SET @save_binlog_transaction_dependency_tracking= @@global.binlog_transaction_dependency_tracking;
SET @@global.binlog_transaction_dependency_tracking = COMMIT_ORDER;

# Actual Test , do some DMLs along with flush privileges
--let $i= 0
while ($i < 10)
{
--eval CREATE TABLE t$i(i int);
--inc $i
}
--let $i= 0
while ($i < 10)
{
flush privileges;
--eval insert into t$i values (1);
--eval update t$i set i=$i
--eval DROP TABLE t$i
flush privileges;
--inc $i
}

--source include/rpl_connection_master1.inc
--let $SERVER_UUID      = `SELECT @@global.server_uuid`
--source include/sync_slave_sql_with_master.inc

# After replica synced, purge binary logs from the primary.
--source include/rpl_connection_master1.inc
flush binary logs;
--let $binlog_file= query_get_value(SHOW MASTER STATUS, File, 1)
--replace_result $binlog_file BINLOG_FILE
--eval PURGE BINARY LOGS TO '$binlog_file'

# Restart the server to see there is a gap (but primary already purged, so start slave will fail due to bug)

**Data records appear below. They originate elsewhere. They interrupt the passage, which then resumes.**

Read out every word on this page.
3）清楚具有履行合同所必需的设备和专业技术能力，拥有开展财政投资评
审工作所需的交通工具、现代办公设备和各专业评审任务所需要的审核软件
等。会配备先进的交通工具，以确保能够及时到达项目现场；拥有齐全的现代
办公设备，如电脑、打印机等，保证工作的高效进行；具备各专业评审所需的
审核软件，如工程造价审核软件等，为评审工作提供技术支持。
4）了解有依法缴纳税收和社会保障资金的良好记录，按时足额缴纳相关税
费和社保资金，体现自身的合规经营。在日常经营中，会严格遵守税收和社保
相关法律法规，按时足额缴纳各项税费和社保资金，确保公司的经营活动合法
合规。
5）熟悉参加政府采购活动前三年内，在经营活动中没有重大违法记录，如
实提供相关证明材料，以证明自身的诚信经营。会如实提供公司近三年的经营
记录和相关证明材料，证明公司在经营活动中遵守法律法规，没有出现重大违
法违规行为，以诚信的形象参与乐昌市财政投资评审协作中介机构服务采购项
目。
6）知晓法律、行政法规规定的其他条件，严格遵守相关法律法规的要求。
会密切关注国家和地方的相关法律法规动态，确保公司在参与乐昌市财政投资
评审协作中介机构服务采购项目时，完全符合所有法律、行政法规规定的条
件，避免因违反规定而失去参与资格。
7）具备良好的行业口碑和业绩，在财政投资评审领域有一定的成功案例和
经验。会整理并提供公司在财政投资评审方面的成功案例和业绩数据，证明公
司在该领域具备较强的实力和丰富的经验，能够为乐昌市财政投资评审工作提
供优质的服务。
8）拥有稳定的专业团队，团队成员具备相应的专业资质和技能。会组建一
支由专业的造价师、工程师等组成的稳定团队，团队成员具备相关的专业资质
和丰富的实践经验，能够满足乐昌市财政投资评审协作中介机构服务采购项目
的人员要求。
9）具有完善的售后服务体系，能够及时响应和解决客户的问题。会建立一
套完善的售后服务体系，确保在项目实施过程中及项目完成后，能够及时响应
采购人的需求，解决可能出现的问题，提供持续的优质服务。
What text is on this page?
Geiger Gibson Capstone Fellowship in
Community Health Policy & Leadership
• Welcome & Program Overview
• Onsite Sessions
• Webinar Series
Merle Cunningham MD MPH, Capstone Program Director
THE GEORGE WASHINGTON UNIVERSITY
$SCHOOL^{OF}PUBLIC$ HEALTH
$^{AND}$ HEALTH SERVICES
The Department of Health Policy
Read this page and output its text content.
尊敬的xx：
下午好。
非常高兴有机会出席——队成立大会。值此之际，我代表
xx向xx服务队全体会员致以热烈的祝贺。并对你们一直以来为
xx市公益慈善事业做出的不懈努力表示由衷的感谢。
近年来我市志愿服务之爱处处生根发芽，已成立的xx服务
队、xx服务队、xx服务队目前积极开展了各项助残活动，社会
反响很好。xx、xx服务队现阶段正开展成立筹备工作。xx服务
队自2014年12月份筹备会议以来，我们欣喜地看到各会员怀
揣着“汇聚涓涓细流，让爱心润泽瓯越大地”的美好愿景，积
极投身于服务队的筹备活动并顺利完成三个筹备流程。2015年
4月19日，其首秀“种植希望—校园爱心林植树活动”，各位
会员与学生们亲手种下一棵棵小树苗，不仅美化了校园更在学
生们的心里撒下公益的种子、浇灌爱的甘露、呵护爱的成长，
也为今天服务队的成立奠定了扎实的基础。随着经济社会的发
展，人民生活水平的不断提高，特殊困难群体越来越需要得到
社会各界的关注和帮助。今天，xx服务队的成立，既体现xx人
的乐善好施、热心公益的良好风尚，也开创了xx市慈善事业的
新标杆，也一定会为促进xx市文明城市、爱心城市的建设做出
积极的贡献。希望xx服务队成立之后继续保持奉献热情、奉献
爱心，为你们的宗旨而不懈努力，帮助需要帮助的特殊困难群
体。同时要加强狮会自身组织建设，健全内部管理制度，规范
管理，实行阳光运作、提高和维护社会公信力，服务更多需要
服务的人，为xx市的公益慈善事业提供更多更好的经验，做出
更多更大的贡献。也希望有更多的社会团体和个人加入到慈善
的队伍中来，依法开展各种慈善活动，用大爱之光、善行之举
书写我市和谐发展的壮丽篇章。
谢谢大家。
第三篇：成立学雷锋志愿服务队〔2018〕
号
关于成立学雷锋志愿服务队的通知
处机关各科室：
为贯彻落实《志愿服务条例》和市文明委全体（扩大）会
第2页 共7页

--source include/rpl_connection_slave.inc 
# Kill the slave server
--source include/kill_mysqld.inc
# Restart the slave server
--let $rpl_server_number= 2
--source include/rpl_start_server.inc
# This will fail
--source include/start_slave.inc

--echo # Cleanup
--echo
--source include/rpl_connection_master1.inc
SET GLOBAL binlog_transaction_dependency_tracking=@save_binlog_transaction_dependency_tracking;

--source include/rpl_connection_slave.inc
--source include/stop_slave.inc
--eval SET GLOBAL replica_parallel_type=$save_replica_parallel_type;
--disable_warnings
--eval SET GLOBAL replica_parallel_workers=$save_replica_parallel_workers;
--enable_warnings
--eval SET GLOBAL replica_preserve_commit_order=$save_replica_preserve_commit_order;
--source include/start_slave.inc

--let $rpl_skip_sync = 1
--source include/rpl_end.inc
===================

Suggested fix:

Root cause: 
FLUSH PRIVILEGES is adding same gtid to flush gtid list twice which is causing
  
"The transaction owned GTID is already in the gtid_executed table, which is caused by an explicit modifying from user client" (which is getting ignored but flush gtid list can contain many other gtids in the set if there are parallel applier threads)

Eg: 
gtid_executed table contains 1 1 
and if we are trying to insert 1 5 => this gets error and the entire 1 to 5 is ignored and will not be inserted into gtid_executed table, hence causing the gap.

We need to make sure:
1) There should not be any gaps 
2) Since replica already executed those transactions, it should not request for those transactions again.

Suggested fix:
1) Avoid FLUSH privileges to add the same gtid to flush gtid list twice.
2) Also test if there are any other commands (other than FLUSH privileges) which can cause such issues.

Dear Venkat,

Thank you for the report and feedback.

regards,
Umesh

Using the test case above, this is still reproduceable up to 8.0.41.